Act as single point of contact for Fast Track appeals on behalf of members or providers, as assigned.
Required Qualifications
Knowledge of Fast Track Appeals and includes CMS Guidelines for Fast Track Appeals, MS Word, MS EXCEL, MHK, QuickBase applications, Avaya System, GPS
Preferred Qualifications
2-3 years' experience that includes both  Medicare platforms, products, and benefits; patient management; compliance and regulatory analysis; special investigations; provider relations; customer service or audit experience. Experience in research and analysis of utilization management systems.
Education

  • HS Diploma, Associate's degree or equivalent experience

Anticipated Weekly Hours

40

Time Type

Full time

Pay Range

The typical pay range for this role is:

$18.50 - $38.82

This pay range represents the base hourly rate or base annual full-time salary for all positions in the job grade within which this position falls.  The actual base salary offer will depend on a variety of factors including experience, education, geography and other relevant factors.  
 

Our people fuel our future. Our teams reflect the customers, patients, members and communities we serve and we are committed to fostering a workplace where every colleague feels valued and that they belong.
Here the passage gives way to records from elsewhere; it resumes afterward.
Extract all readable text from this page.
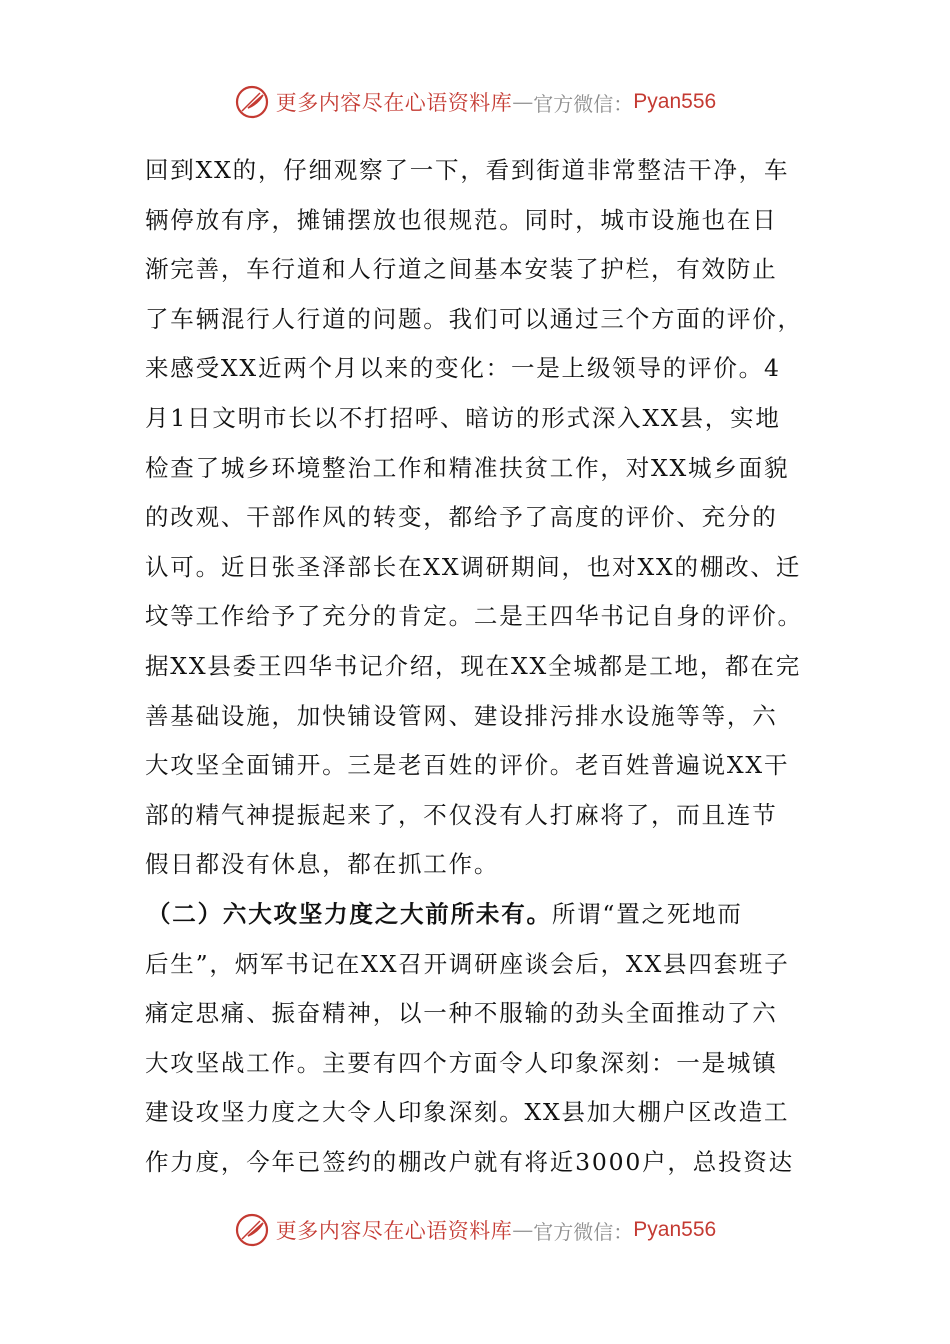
更多内容尽在心语资料库 — 官方微信： Pyan556
回到XX的，仔细观察了一下，看到街道非常整洁干净，车
辆停放有序，摊铺摆放也很规范。同时，城市设施也在日
渐完善，车行道和人行道之间基本安装了护栏，有效防止
了车辆混行人行道的问题。我们可以通过三个方面的评价，
来感受XX近两个月以来的变化：一是上级领导的评价。4
月1日文明市长以不打招呼、暗访的形式深入XX县，实地
检查了城乡环境整治工作和精准扶贫工作，对XX城乡面貌
的改观、干部作风的转变，都给予了高度的评价、充分的
认可。近日张圣泽部长在XX调研期间，也对XX的棚改、迁
坟等工作给予了充分的肯定。二是王四华书记自身的评价。
据XX县委王四华书记介绍，现在XX全城都是工地，都在完
善基础设施，加快铺设管网、建设排污排水设施等等，六
大攻坚全面铺开。三是老百姓的评价。老百姓普遍说XX干
部的精气神提振起来了，不仅没有人打麻将了，而且连节
假日都没有休息，都在抓工作。
（二）六大攻坚力度之大前所未有。所谓“置之死地而
后生”，炳军书记在XX召开调研座谈会后，XX县四套班子
痛定思痛、振奋精神，以一种不服输的劲头全面推动了六
大攻坚战工作。主要有四个方面令人印象深刻：一是城镇
建设攻坚力度之大令人印象深刻。XX县加大棚户区改造工
作力度，今年已签约的棚改户就有将近3000户，总投资达
更多内容尽在心语资料库 — 官方微信： Pyan556
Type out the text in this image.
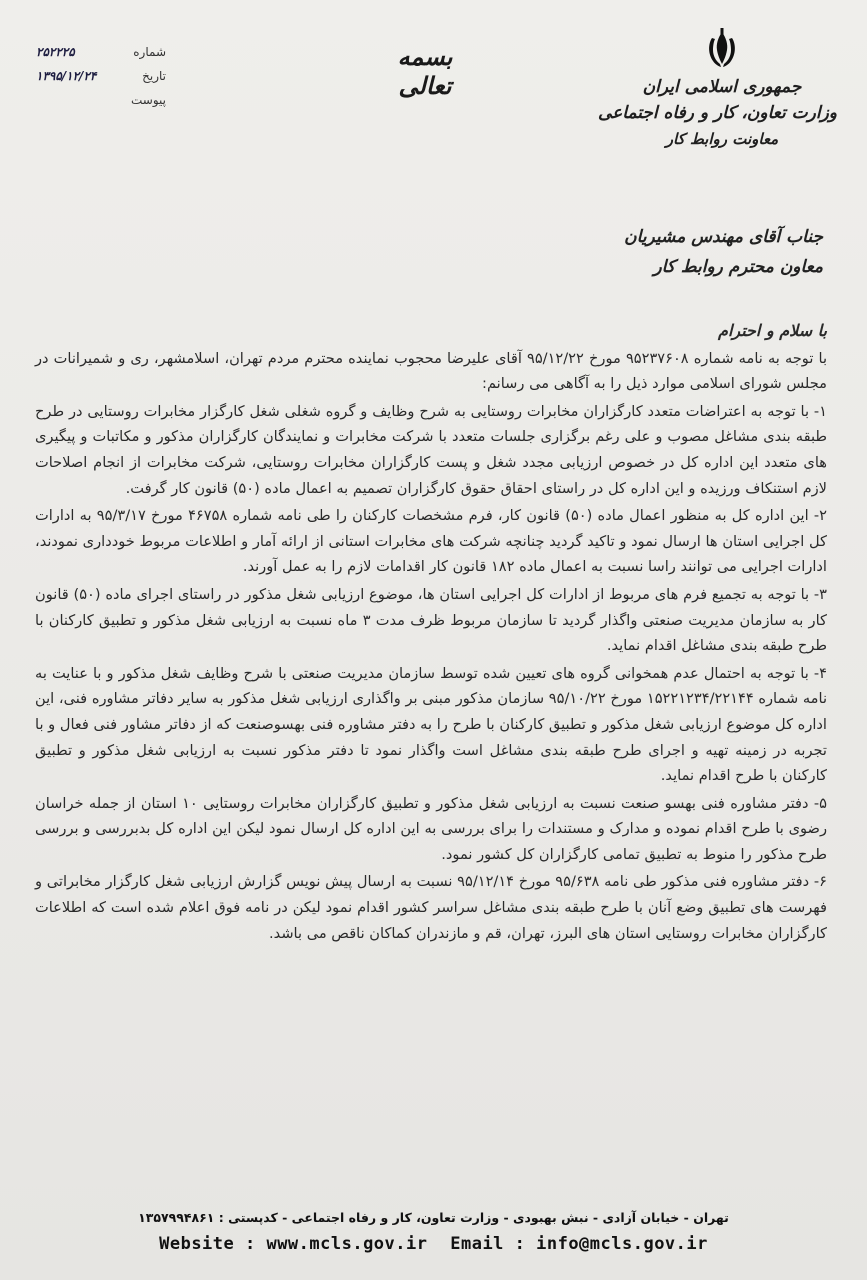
جمهوری اسلامی ایران
وزارت تعاون، کار و رفاه اجتماعی
معاونت روابط کار
بسمه تعالی
شماره
۲۵۲۲۲۵
تاریخ
۱۳۹۵/۱۲/۲۴
پیوست
جناب آقای مهندس مشیریان
معاون محترم روابط کار
با سلام و احترام

با توجه به نامه شماره ۹۵۲۳۷۶۰۸ مورخ ۹۵/۱۲/۲۲ آقای علیرضا محجوب نماینده محترم مردم تهران، اسلامشهر، ری و شمیرانات در مجلس شورای اسلامی موارد ذیل را به آگاهی می رسانم:

۱- با توجه به اعتراضات متعدد کارگزاران مخابرات روستایی به شرح وظایف و گروه شغلی شغل کارگزار مخابرات روستایی در طرح طبقه بندی مشاغل مصوب و علی رغم برگزاری جلسات متعدد با شرکت مخابرات و نمایندگان کارگزاران مذکور و مکاتبات و پیگیری های متعدد این اداره کل در خصوص ارزیابی مجدد شغل و پست کارگزاران مخابرات روستایی، شرکت مخابرات از انجام اصلاحات لازم استنکاف ورزیده و این اداره کل در راستای احقاق حقوق کارگزاران تصمیم به اعمال ماده (۵۰) قانون کار گرفت.

۲- این اداره کل به منظور اعمال ماده (۵۰) قانون کار، فرم مشخصات کارکنان را طی نامه شماره ۴۶۷۵۸ مورخ ۹۵/۳/۱۷ به ادارات کل اجرایی استان ها ارسال نمود و تاکید گردید چنانچه شرکت های مخابرات استانی از ارائه آمار و اطلاعات مربوط خودداری نمودند، ادارات اجرایی می توانند راسا نسبت به اعمال ماده ۱۸۲ قانون کار اقدامات لازم را به عمل آورند.

۳- با توجه به تجمیع فرم های مربوط از ادارات کل اجرایی استان ها، موضوع ارزیابی شغل مذکور در راستای اجرای ماده (۵۰) قانون کار به سازمان مدیریت صنعتی واگذار گردید تا سازمان مربوط ظرف مدت ۳ ماه نسبت به ارزیابی شغل مذکور و تطبیق کارکنان با طرح طبقه بندی مشاغل اقدام نماید.

۴- با توجه به احتمال عدم همخوانی گروه های تعیین شده توسط سازمان مدیریت صنعتی با شرح وظایف شغل مذکور و با عنایت به نامه شماره ۱۵۲۲۱۲۳۴/۲۲۱۴۴ مورخ ۹۵/۱۰/۲۲ سازمان مذکور مبنی بر واگذاری ارزیابی شغل مذکور به سایر دفاتر مشاوره فنی، این اداره کل موضوع ارزیابی شغل مذکور و تطبیق کارکنان با طرح را به دفتر مشاوره فنی بهسوصنعت که از دفاتر مشاور فنی فعال و با تجربه در زمینه تهیه و اجرای طرح طبقه بندی مشاغل است واگذار نمود تا دفتر مذکور نسبت به ارزیابی شغل مذکور و تطبیق کارکنان با طرح اقدام نماید.

۵- دفتر مشاوره فنی بهسو صنعت نسبت به ارزیابی شغل مذکور و تطبیق کارگزاران مخابرات روستایی ۱۰ استان از جمله خراسان رضوی با طرح اقدام نموده و مدارک و مستندات را برای بررسی به این اداره کل ارسال نمود لیکن این اداره کل بدبررسی و بررسی طرح مذکور را منوط به تطبیق تمامی کارگزاران کل کشور نمود.

۶- دفتر مشاوره فنی مذکور طی نامه ۹۵/۶۳۸ مورخ ۹۵/۱۲/۱۴ نسبت به ارسال پیش نویس گزارش ارزیابی شغل کارگزار مخابراتی و فهرست های تطبیق وضع آنان با طرح طبقه بندی مشاغل سراسر کشور اقدام نمود لیکن در نامه فوق اعلام شده است که اطلاعات کارگزاران مخابرات روستایی استان های البرز، تهران، قم و مازندران کماکان ناقص می باشد.

تهران - خیابان آزادی - نبش بهبودی - وزارت تعاون، کار و رفاه اجتماعی - کدپستی : ۱۳۵۷۹۹۴۸۶۱
Website : www.mcls.gov.ir Email : info@mcls.gov.ir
Great benefits for great people

We take pride in offering a comprehensive and competitive mix of pay and benefits that reflects our commitment to our colleagues and their families.

This full‑time position is eligible for a comprehensive benefits package designed to support the physical, emotional, and financial well‑being of colleagues and their families. The benefits for this position include medical, dental, and vision coverage, paid time off, retirement savings options, wellness programs, and other resources, based on eligibility.


Additional details about available benefits are provided during the application process and on
Benefits Moments.

We anticipate the application window for this opening will close on: 05/09/2026

Qualified applicants with arrest or conviction records will be considered for employment in accordance with all federal, state and local laws.